Investors are heading for an initial public offering (IPO) bonanza with 12 of the 16 IPOs in 2017 getting listed at sizeable premiums which made an overall simple returns of 55 percent on average for investors. This includes simple aggregated returns of all IPOs issued in 2017, excluding the two Infrastructure Investment Trusts.
Even after deducting the losses of the five IPOs that listed below their offer price, investors ended up making good money in the IPO market. The study assumes that investors invested in all IPOs and received in allotment.
A slew of stellar listings such as D-Mart/Avenue Supermarts and Shankara Building Projects have already tripled investors’ money over offer price. Avenue Supermarkets IPO was offered at Rs 299, while its current market price is Rs 1067. Shankara made an IPO at Rs 460, while its current price is Rs 1403 crore.

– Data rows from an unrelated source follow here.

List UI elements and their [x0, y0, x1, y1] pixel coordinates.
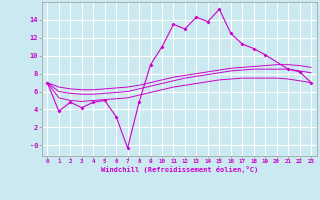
- X-axis label: Windchill (Refroidissement éolien,°C): Windchill (Refroidissement éolien,°C): [100, 166, 258, 173]
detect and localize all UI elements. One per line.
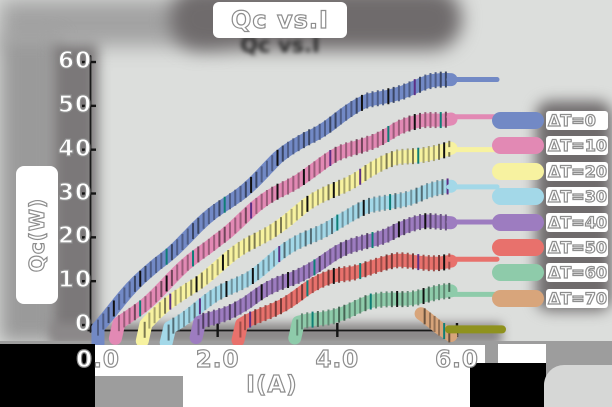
x-tick-label: 4.0 bbox=[315, 347, 360, 373]
y-tick-label: 30 bbox=[57, 179, 92, 206]
legend-label: ΔT=0 bbox=[547, 110, 596, 130]
bottom-right-black-block bbox=[470, 363, 546, 407]
legend-label: ΔT=10 bbox=[547, 136, 607, 156]
legend-label: ΔT=70 bbox=[547, 288, 607, 308]
legend-label-strip bbox=[546, 136, 608, 156]
x-axis-label: I(A) bbox=[246, 371, 298, 398]
y-tick-label: 20 bbox=[57, 223, 92, 250]
legend-label: ΔT=50 bbox=[547, 237, 607, 257]
legend-swatch bbox=[492, 213, 544, 231]
legend-label-strip bbox=[546, 212, 608, 232]
legend-swatch bbox=[492, 137, 544, 155]
legend-swatch bbox=[492, 162, 544, 180]
legend-label: ΔT=20 bbox=[547, 161, 607, 181]
legend-label-strip bbox=[546, 111, 608, 130]
legend-label-strip bbox=[546, 238, 608, 257]
legend-label-strip bbox=[546, 263, 608, 283]
legend-swatch bbox=[492, 264, 544, 282]
legend-label: ΔT=60 bbox=[547, 263, 607, 283]
legend-label-strip bbox=[546, 161, 608, 181]
ylabel-box bbox=[16, 166, 58, 304]
y-tick-label: 40 bbox=[57, 135, 92, 162]
series-curve bbox=[414, 307, 458, 342]
x-tick-label: 6.0 bbox=[434, 347, 479, 373]
legend-label: ΔT=30 bbox=[547, 187, 607, 207]
bottom-right-corner bbox=[544, 365, 612, 407]
series-curve bbox=[288, 284, 458, 345]
y-tick-label: 10 bbox=[57, 267, 92, 294]
y-tick-label: 0 bbox=[74, 310, 92, 337]
legend-label: ΔT=40 bbox=[547, 212, 607, 232]
legend-label-strip bbox=[546, 187, 608, 207]
x-tick-label: 0.0 bbox=[76, 347, 120, 373]
legend-swatch bbox=[492, 188, 544, 206]
title-box bbox=[213, 2, 347, 38]
x-tick-label: 2.0 bbox=[195, 347, 240, 373]
bottom-left-black-block bbox=[0, 344, 95, 407]
legend-swatch bbox=[492, 289, 544, 307]
legend-swatch bbox=[492, 239, 544, 256]
legend-label-strip bbox=[546, 288, 608, 308]
bottom-right-strip bbox=[498, 344, 546, 366]
page-title: Qc vs.I bbox=[230, 5, 329, 34]
xlabel-strip bbox=[183, 345, 483, 407]
y-tick-label: 50 bbox=[57, 91, 92, 118]
legend-swatch bbox=[492, 112, 544, 129]
y-tick-label: 60 bbox=[57, 47, 92, 75]
series-curve bbox=[159, 179, 458, 350]
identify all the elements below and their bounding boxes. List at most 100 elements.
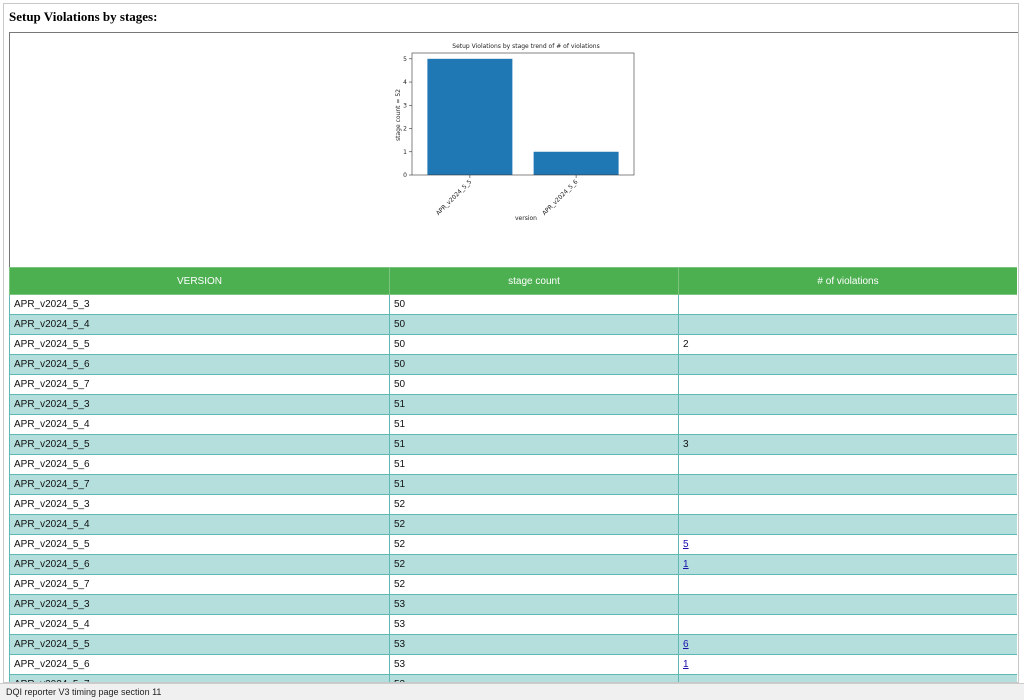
violations-cell bbox=[678, 494, 1017, 515]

Two other IPOs such as CDSL (Offer price Rs 149, CMP: Rs 338) and Salasar Techno Engineering (Offer price Rs 108, CMP: Rs 268) have also doubled in value so far. Five IPOs that came out this year listed lower than their offer price including GTPL Hathway (Offer price Rs 170, CMP: Rs 130), S Chand & Company (Offer price Rs 670, CMP: Rs 482) and CL Educate (Offer Price Rs 502, CMP: Rs 361).
The highest gainer in IPOs this year has been Avenue Supermart surging 3.5 times over its offer price, while the IPO that lost the most for investors has been C L Educate, which dipped a shade over 28 percent.
Retail investors are evincing a keen interest in IPOs this year with many IPOs seeing record subscriptions. The CDSL IPO was oversubscribed a record 170 times. Some of these IPOs continued to deliver returns even post listing. Avenue (Offer price Rs 149, CMP: Rs 338) listed at Rs 604, and even post listing the stock has returned 77 percent returns to investors.
Retail investors continue to flock to the IPO market, and about four new IPOs are expected to raise over Rs 3000 crore from the IPO market. In September, six companies are offering shares to investors through the market.